Creo que tengo una obsesión.

Podría pasarme horas hablando de todo lo que se me viene a la cabeza cuando me acuerdo de él, sin que nadie lo haga. Yo adoraba sus cualidades, y juraría que no tenía defectos. Adoraba su manera de andar, y me hacía gracia cuando hablaba, o reía. Estaba enamorada de su sonrisa, de sus chistes malos. Creo que en mi vida he sentido atracción tan fuerte por alguien. Podría salirme de clase para encontrarme con él 'casualmente' por los pasillos. Podría pasar por su lado, o preguntarle algo, con cualquier excusa mala, solo para que él supiera que yo existía, aunque solo fuera en ese momento. La forma que tenía de hacerme feliz, sin que él lo supiera. O de cabrearme. Pero era imposible cabrearse con él, porque entonces sonreía como esos niños pequeños a los que les das un caramelo, y ya se ha jodido todo. Un día podía llevar el pelo de punta engominado, y al otro peinado hacia abajo.Su mochila negra era la que buscaba entre la gente a la hora del recreo, y su sudadera azul a cuadros negros, mi favorita.
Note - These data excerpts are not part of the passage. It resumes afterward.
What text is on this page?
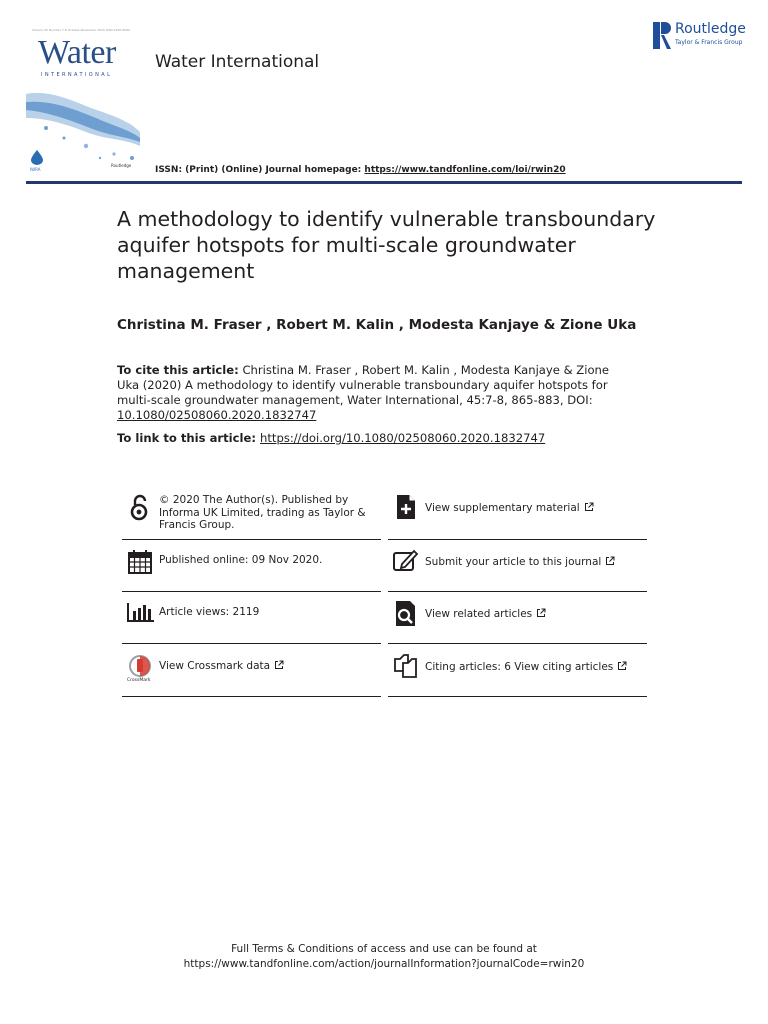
Volume 45 Number 7-8 October-November 2020 ISSN 0250-8060
Water
INTERNATIONAL
IWRA
Routledge
Water International
Routledge
Taylor & Francis Group
ISSN: (Print) (Online) Journal homepage: https://www.tandfonline.com/loi/rwin20
A methodology to identify vulnerable transboundary aquifer hotspots for multi-scale groundwater management
Christina M. Fraser , Robert M. Kalin , Modesta Kanjaye & Zione Uka
To cite this article: Christina M. Fraser , Robert M. Kalin , Modesta Kanjaye & Zione Uka (2020) A methodology to identify vulnerable transboundary aquifer hotspots for multi-scale groundwater management, Water International, 45:7-8, 865-883, DOI: 10.1080/02508060.2020.1832747
To link to this article: https://doi.org/10.1080/02508060.2020.1832747
© 2020 The Author(s). Published by Informa UK Limited, trading as Taylor & Francis Group.
Published online: 09 Nov 2020.
Article views: 2119
CrossMark
View Crossmark data
View supplementary material
Submit your article to this journal
View related articles
Citing articles: 6 View citing articles
Full Terms & Conditions of access and use can be found at
https://www.tandfonline.com/action/journalInformation?journalCode=rwin20
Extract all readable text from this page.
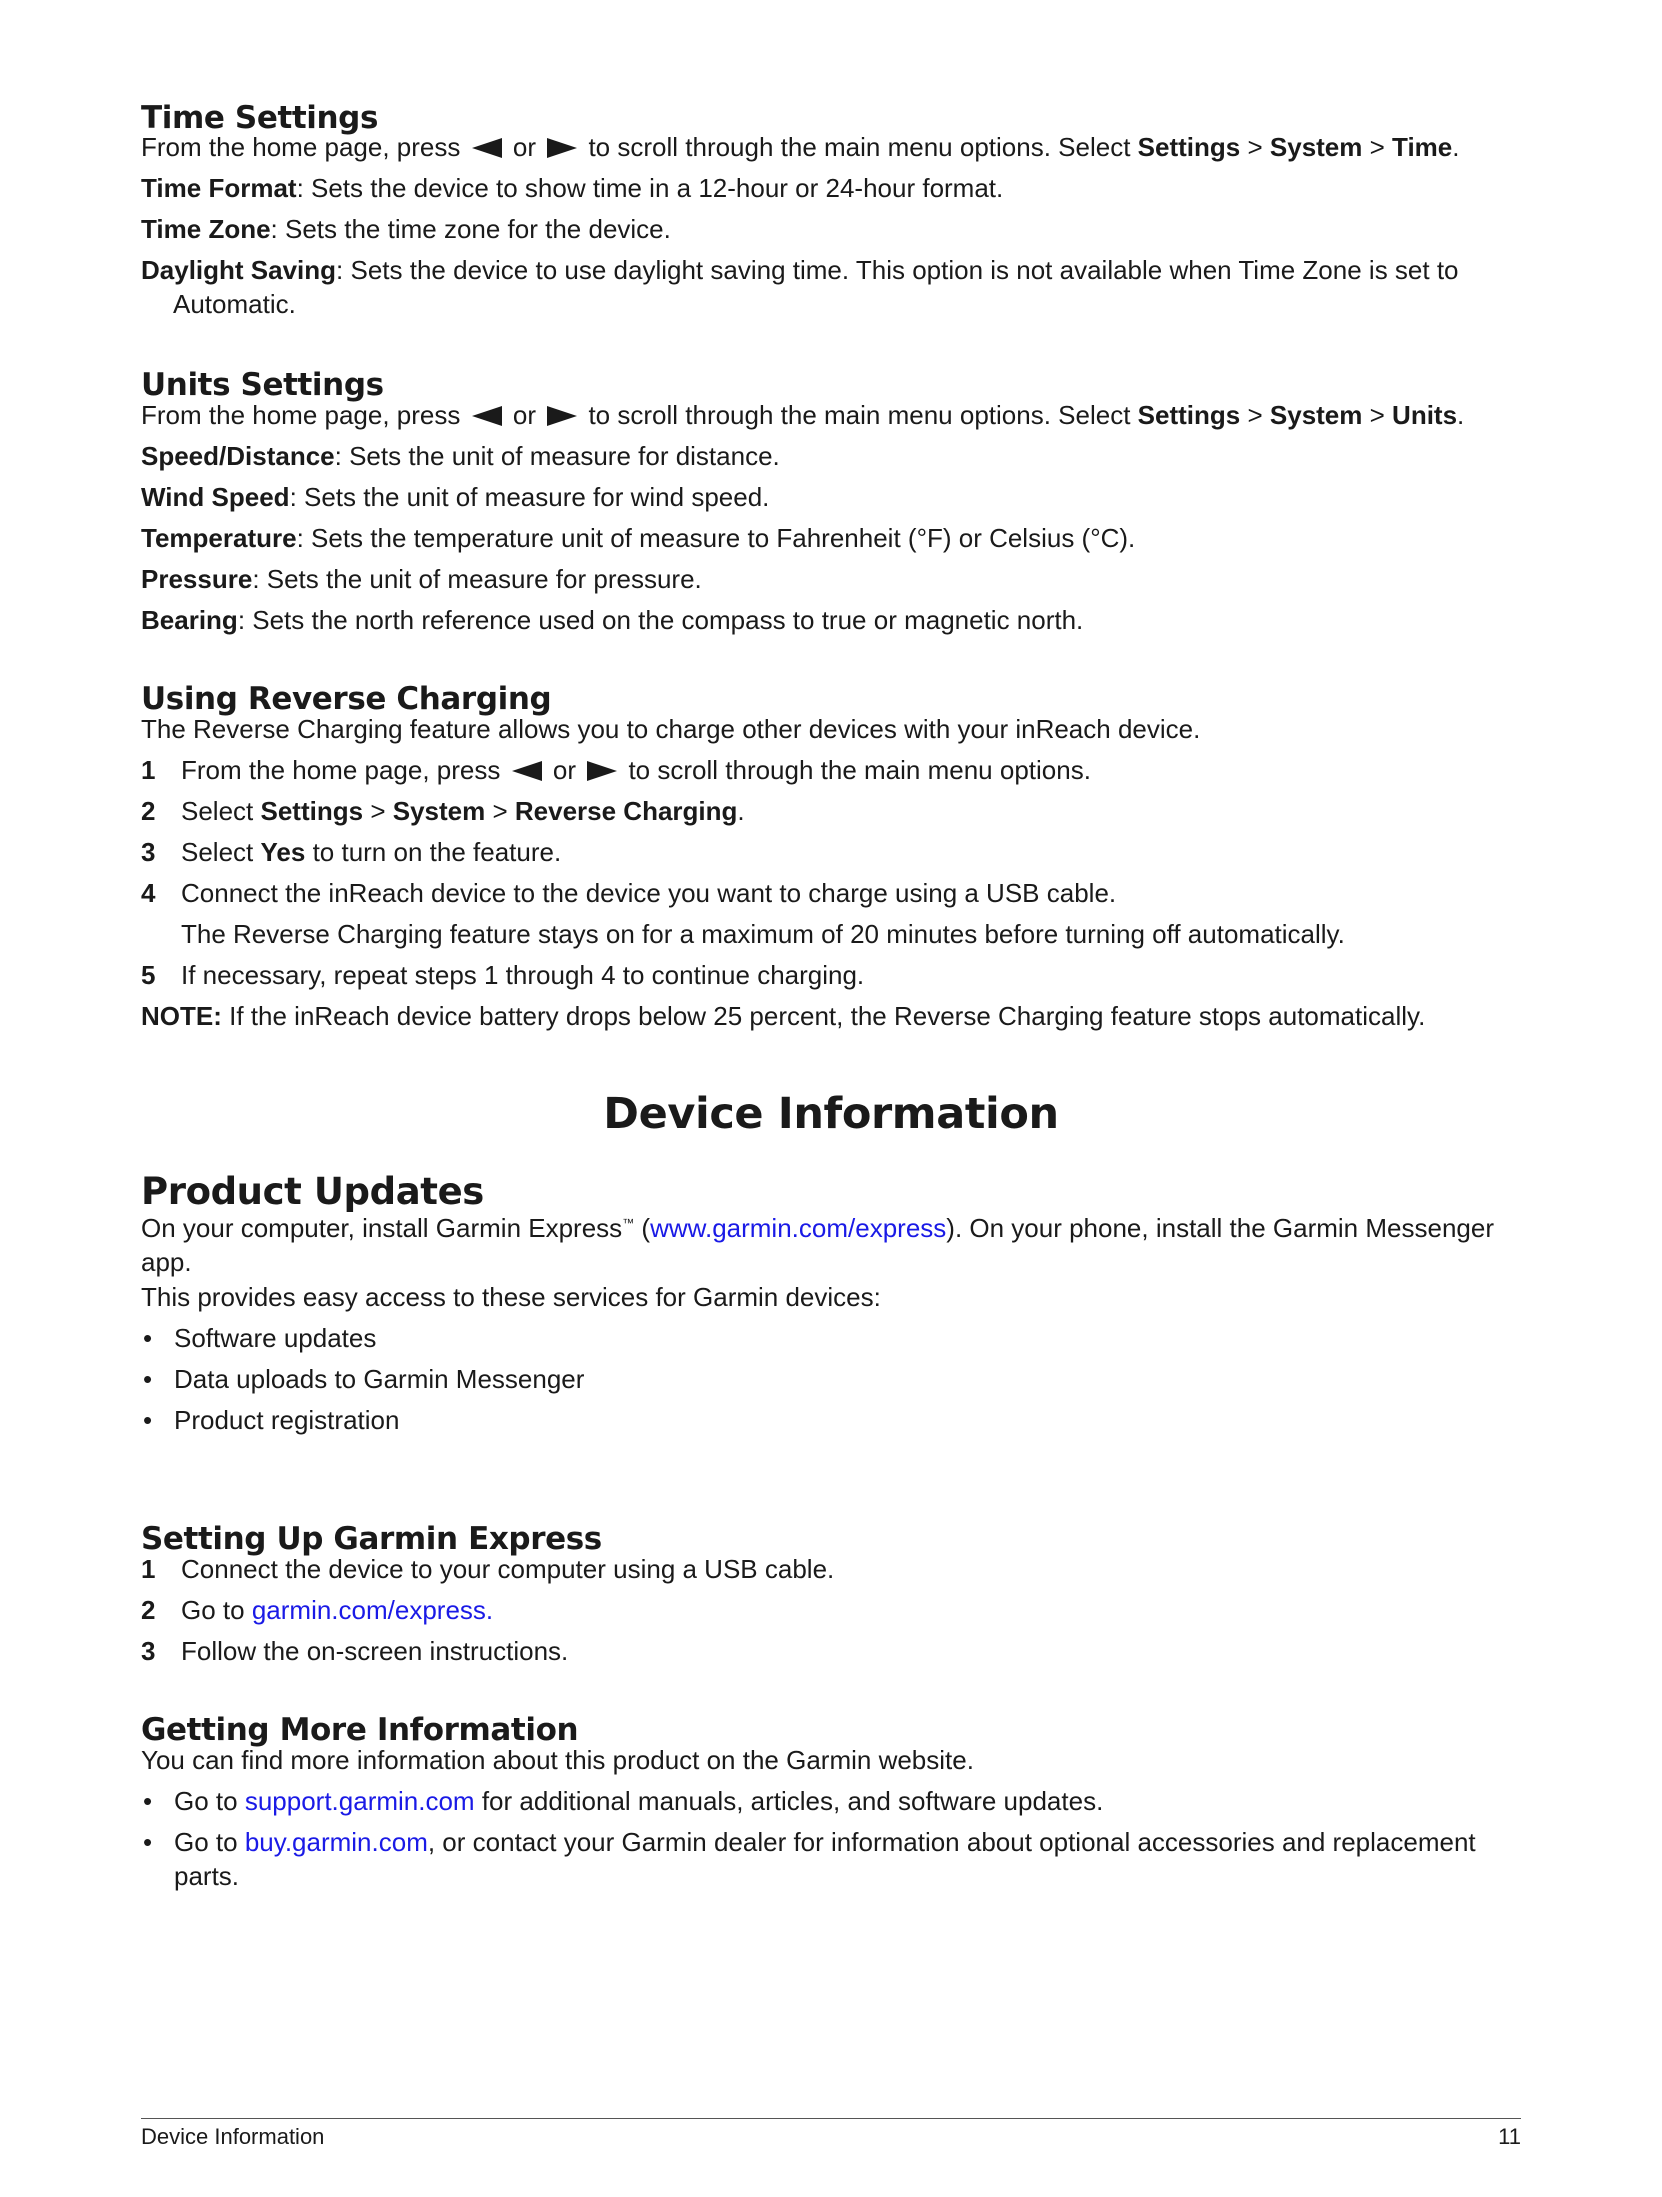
Time Settings

From the home page, press or to scroll through the main menu options. Select Settings > System > Time.

Time Format: Sets the device to show time in a 12-hour or 24-hour format.

Time Zone: Sets the time zone for the device.

Daylight Saving: Sets the device to use daylight saving time. This option is not available when Time Zone is set to Automatic.

Units Settings

From the home page, press or to scroll through the main menu options. Select Settings > System > Units.

Speed/Distance: Sets the unit of measure for distance.

Wind Speed: Sets the unit of measure for wind speed.

Temperature: Sets the temperature unit of measure to Fahrenheit (°F) or Celsius (°C).

Pressure: Sets the unit of measure for pressure.

Bearing: Sets the north reference used on the compass to true or magnetic north.

Using Reverse Charging

The Reverse Charging feature allows you to charge other devices with your inReach device.

1 From the home page, press or to scroll through the main menu options.
2 Select Settings > System > Reverse Charging.
3 Select Yes to turn on the feature.
4 Connect the inReach device to the device you want to charge using a USB cable.
The Reverse Charging feature stays on for a maximum of 20 minutes before turning off automatically.
5 If necessary, repeat steps 1 through 4 to continue charging.

NOTE: If the inReach device battery drops below 25 percent, the Reverse Charging feature stops automatically.

Device Information
Product Updates

On your computer, install Garmin Express™ (www.garmin.com/express). On your phone, install the Garmin Messenger app.

This provides easy access to these services for Garmin devices:

• Software updates
• Data uploads to Garmin Messenger
• Product registration
Setting Up Garmin Express
1 Connect the device to your computer using a USB cable.
2 Go to garmin.com/express.
3 Follow the on-screen instructions.
Getting More Information

You can find more information about this product on the Garmin website.

• Go to support.garmin.com for additional manuals, articles, and software updates.
• Go to buy.garmin.com, or contact your Garmin dealer for information about optional accessories and replacement parts.
Device Information	11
Me hacía reir cuando le daba por poner voces raras, o por cantar, o por decir chorradas cuando no venían a cuento. Yo era más niña aún de lo que soy ahora cuando lo conocí, y él, aún sigue siendo aquel niño. Lo sé, porque era un inmaduro, un inmaduro guapísimo. No lo he vuelto a ver desde verano, y creo que no lo veré durante mucho tiempo. Ya no estoy enamorada de él, aunque ha sido la única persona de la que lo he estado. Pero es increíble la manera en la que me acuerdo de él, en estos días en los que a él le daba igual que lloviera, para jugar al fútbol bajo la lluvia.